Recently, WES/WGS tests have become more widely used to diagnose patients with rare diseases. Even if the same WES method is performed on the same patient, the final result may be different depending on the entity. Why is there a difference? What should be considered when choosing? We will look at the main factors that contribute to the difference.

First of all, the process of WES testing consists of 5 stages as shown in Figure 1.

Figure 1. WES Process by state

Figure 1. WES Process by state

There are various factors that cause differences in each stage, but we will take a closer look at the three biggest factors (marked in green).

  1. Library construction: Data quality according to different exome capture kit performance

    This is the process of selecting only the exome region out of the entire genome. Depending on the type of kit, the probe manufacturing method and target regions are different, thus leading to a difference in efficiency.

    Figure 2 shows the results of a study1 comparing capture efficiency according to 5 criteria for each kit type. Upon comparing a total of 4 types of kits, IDT and Dynegen kits showed the highest efficiency. According to the study results, the IDT kit has the advantage of evenly covering the entire exome region with its high coverage in the GC-rich region where PCR bias frequently occurs.

Figure 2. Target coverage efficiency of the four platforms

Figure 2. Target coverage efficiency of the four platforms

  1. Data analysis: Different method of ACMG guideline application in variant selection

    The raw data that has passed QC standards is aligned with the reference to detect variants. On average, about 80,000~100,000 variants are generated from a person's WES data, and the key to diagnosis is to prioritize and select the variant most closely related to the patient's symptoms.

    Most variants are classified into 5 categories based on the 28 criteria in the ACMG guidelines (3billion white paper, p. 9-13), but since the guidelines are not “clear rules,” differences may occur from the following factors:

    • Number of rules applied

      There are 28 rules, but the result depends on how many rules are applied and how the result is interpreted by each entity during analysis.

    • Interpretation method

      Each rule is not a “clear” rule but a recommended guideline, so even if the same rule is applied, there may be a difference in result. In particular, PS4, PS3, PM1, etc. require a lot of manual confirmation, so it is a rule with high discordance among entities.

    • Difference in databases use

      When rare disease-related variants are found by researchers, they are registered in public databases such as ClinVar and HGMD, which are widely utilized. The more frequently the database is updated, the more recent information it has. Also, aside from publicly available databases, if an entity has its own inhouse database, depending on the database size and content, there may be variants that can only be interpreted by specific entities.

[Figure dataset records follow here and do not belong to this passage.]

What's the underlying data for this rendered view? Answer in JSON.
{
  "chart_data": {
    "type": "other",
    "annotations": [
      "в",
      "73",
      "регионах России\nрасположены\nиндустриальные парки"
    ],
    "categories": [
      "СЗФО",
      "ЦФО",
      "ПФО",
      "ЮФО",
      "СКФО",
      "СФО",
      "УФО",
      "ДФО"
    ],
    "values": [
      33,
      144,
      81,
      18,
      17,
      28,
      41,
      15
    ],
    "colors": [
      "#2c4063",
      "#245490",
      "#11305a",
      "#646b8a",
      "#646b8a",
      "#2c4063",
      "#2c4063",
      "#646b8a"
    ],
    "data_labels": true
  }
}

Figure 3. Example of difference in result due to guideline application & DB

Figure 3. Example of difference in result due to guideline application & DB

  1. Data interpretation: Difference in diagnostic accuracy according to interpreter expertise

    A patient cannot be diagnosed based on genetic information alone. Even if there is a strong pathogenic variant, if it does not match the patient's symptoms, it is difficult to determine the causative variant. Results may vary depending on how much the entity incorporates the patient's symptom information during analysis. The participation of clinical doctors and geneticists in the interpretation process is an important factor when there is a suspected variant to obtain additional information through direct discussion with the ordering physician and to accurately understand and incorporate symptom information.

Although there are over 7,000 rare diseases, there are still many diseases of which their cause is unknown. Recently, as research on rare diseases has become more active, more than 300 new variants are being discovered every year2, emphasizing the importance of reanalysis. Through WES, initially generated data can be reanalyzed, which can lead to a new diagnosis within a year for 10-15% of patients.3,4

Results may vary by entity due to the described variables. In order to close this gap, it is necessary to move away from exclusive ownership of information and enable more collaboration through the sharing of information through public databases. This could be a shortcut to ending the diagnostic odyssey of rare disease patients and the reason for what we do.


References

  1. J Zhou et. al., Performance comparison of four types of target enrichment baits for exome DNA sequencing. Hereditas 158, 10 (2021).
  2. F Enrhart et.al., A resource to explore the discovery of rare diseases and their causative genes. Scientific Data 8, 124 (2021).
  3. Machini K et al., Analyzing and Reanalyzing the Genome: Findings from the MedSeq Project. AJHG 105, 177-188 (2019).
  4. Costain G et al., Periodic reanalysis of whole-genome sequencing data enhances the diagnostic advantage over standard clinical genetic testing. EHSG 26, 740-744 (2018).